Here is a small exerpt:
… Waldorf School of the Peninsula, one of around 160 Waldorf schools in the country that subscribe to a teaching philosophy focused on physical activity and learning through creative, hands-on tasks. Those who endorse this approach say computers inhibit creative thinking, movement, human interaction and attention spans.
The Waldorf method is nearly a century old, but its foothold here among the digerati puts into sharp relief an intensifying debate about the role of computers in education.
“I fundamentally reject the notion you need technology aids in grammar school,” said Alan Eagle, 50, whose daughter, Andie, is one of the 196 children at the Waldorf elementary school; his son William, 13, is at the nearby middle school. “The idea that an app on an iPad can better teach my kids to read or do arithmetic, that’s ridiculous.”
Mr. Eagle knows a bit about technology. He holds a computer science degree from Dartmouth and works in executive communications at Google, where he has written speeches for the chairman, Eric E. Schmidt. He uses an iPad and a smartphone. But he says his daughter, a fifth grader, “doesn’t know how to use Google,” and his son is just learning. (Starting in eighth grade, the school endorses the limited use of gadgets.)
Three-quarters of the students here have parents with a strong high-tech connection. Mr. Eagle, like other parents, sees no contradiction. Technology, he says, has its time and place: “If I worked at Miramax and made good, artsy, rated R movies, I wouldn’t want my kids to see them until they were 17.”
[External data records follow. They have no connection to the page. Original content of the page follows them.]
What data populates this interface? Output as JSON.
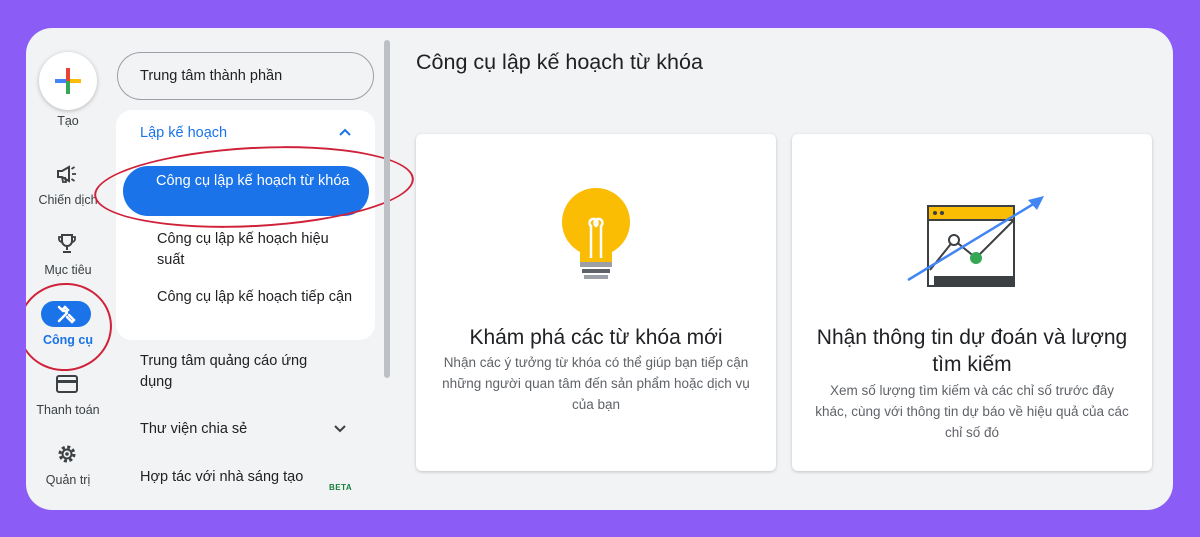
{
  "rail": {
    "create_label": "Tạo",
    "campaigns_label": "Chiến dịch",
    "goals_label": "Mục tiêu",
    "tools_label": "Công cụ",
    "billing_label": "Thanh toán",
    "admin_label": "Quản trị"
  },
  "nav": {
    "component_center": "Trung tâm thành phần",
    "planning_header": "Lập kế hoạch",
    "planning_items": [
      "Công cụ lập kế hoạch từ khóa",
      "Công cụ lập kế hoạch hiệu suất",
      "Công cụ lập kế hoạch tiếp cận"
    ],
    "app_ads_hub": "Trung tâm quảng cáo ứng dụng",
    "shared_library": "Thư viện chia sẻ",
    "creator_partnerships": "Hợp tác với nhà sáng tạo",
    "beta_badge": "BETA"
  },
  "main": {
    "title": "Công cụ lập kế hoạch từ khóa",
    "cards": [
      {
        "title": "Khám phá các từ khóa mới",
        "description": "Nhận các ý tưởng từ khóa có thể giúp bạn tiếp cận những người quan tâm đến sản phẩm hoặc dịch vụ của bạn",
        "icon": "lightbulb-icon"
      },
      {
        "title": "Nhận thông tin dự đoán và lượng tìm kiếm",
        "description": "Xem số lượng tìm kiếm và các chỉ số trước đây khác, cùng với thông tin dự báo về hiệu quả của các chỉ số đó",
        "icon": "trend-chart-icon"
      }
    ]
  },
  "colors": {
    "background": "#8b5cf6",
    "accent": "#1a73e8",
    "annotation_red": "#d0213a",
    "bulb_yellow": "#fbbc04"
  }
}
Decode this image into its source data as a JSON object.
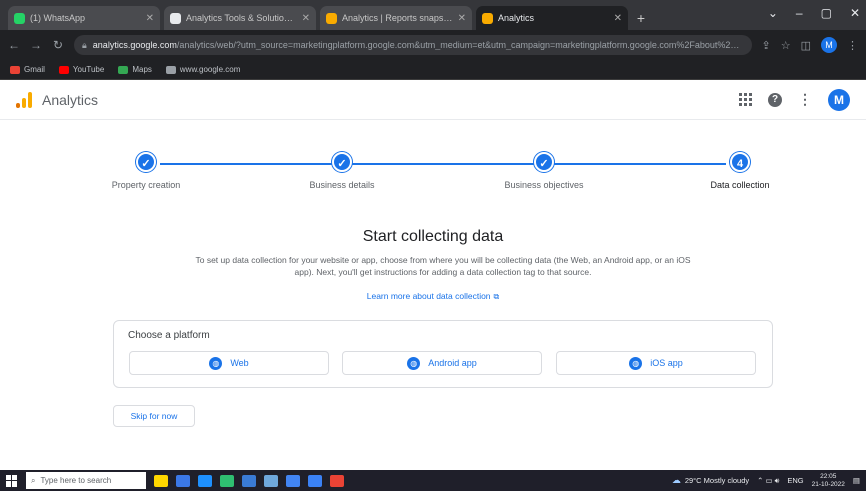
{
  "browser": {
    "tabs": [
      {
        "title": "(1) WhatsApp",
        "favicon_color": "#25d366",
        "active": false
      },
      {
        "title": "Analytics Tools & Solutions for Your Business",
        "favicon_color": "#e8eaed",
        "active": false
      },
      {
        "title": "Analytics | Reports snapshot",
        "favicon_color": "#f9ab00",
        "active": false
      },
      {
        "title": "Analytics",
        "favicon_color": "#f9ab00",
        "active": true
      }
    ],
    "new_tab_label": "+",
    "window_controls": [
      "⌄",
      "–",
      "▢",
      "✕"
    ],
    "url_domain": "analytics.google.com",
    "url_path": "/analytics/web/?utm_source=marketingplatform.google.com&utm_medium=et&utm_campaign=marketingplatform.google.com%2Fabout%2Fanal...",
    "bookmarks": [
      {
        "label": "Gmail",
        "color": "#ea4335"
      },
      {
        "label": "YouTube",
        "color": "#ff0000"
      },
      {
        "label": "Maps",
        "color": "#34a853"
      },
      {
        "label": "www.google.com",
        "color": "#9aa0a6"
      }
    ]
  },
  "app": {
    "title": "Analytics",
    "avatar_letter": "M",
    "help_glyph": "?",
    "more_glyph": "⋮"
  },
  "stepper": {
    "steps": [
      {
        "label": "Property creation",
        "glyph": "✓",
        "state": "done"
      },
      {
        "label": "Business details",
        "glyph": "✓",
        "state": "done"
      },
      {
        "label": "Business objectives",
        "glyph": "✓",
        "state": "done"
      },
      {
        "label": "Data collection",
        "glyph": "4",
        "state": "current"
      }
    ]
  },
  "main": {
    "heading": "Start collecting data",
    "description": "To set up data collection for your website or app, choose from where you will be collecting data (the Web, an Android app, or an iOS app). Next, you'll get instructions for adding a data collection tag to that source.",
    "learn_more": "Learn more about data collection",
    "platform_title": "Choose a platform",
    "platforms": [
      {
        "label": "Web",
        "icon_glyph": "◍"
      },
      {
        "label": "Android app",
        "icon_glyph": "◍"
      },
      {
        "label": "iOS app",
        "icon_glyph": "◍"
      }
    ],
    "skip_label": "Skip for now"
  },
  "taskbar": {
    "search_placeholder": "Type here to search",
    "apps": [
      "#ffd700",
      "#3b78e7",
      "#1e90ff",
      "#2fbf71",
      "#3a7bd5",
      "#6fa8dc",
      "#4285f4",
      "#3b82f6",
      "#ea4335"
    ],
    "weather": "29°C  Mostly cloudy",
    "language": "ENG",
    "time": "22:05",
    "date": "21-10-2022"
  },
  "colors": {
    "accent": "#1a73e8",
    "ga_orange": "#f9ab00",
    "ga_dark_orange": "#e37400"
  }
}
This seems to be proof positive that there is a swell of support developing that sees technology as more of a problem for young students and should be left out of the classroom in the early years. The article argues that there is no research that proves or shows there being any significant academic gains made by students who have access and use technology more often than other students. Richtel does show the other side too though. The article mentions that most of the students who attend this school go on to Ivy League universities, but he reminds his readers that this is a private school that many of the elite and wealthy have access to and simply states “Absent clear evidence, the debate comes down to subjectivity, parental choice and a difference of opinion over a single world: engagement.”
I’m a huge proponent of the word engagement, but I feel, much like politics, there is a good place in the middle for technology and going ‘grass roots’ in the classroom. I’ve never been one to see the solution being one extreme or the other, but there are benefits to using technology just as there are benefits to teaching a student fractions via eating cakes. (Read the article to know what I mean.) The point is that if you use technology as it should be used, as a tool and not a replacement for learning/teaching, then you can help students master skills they will need in their future academic and occupational careers, while helping them to know that no single piece of software or hardware can replace the human mind.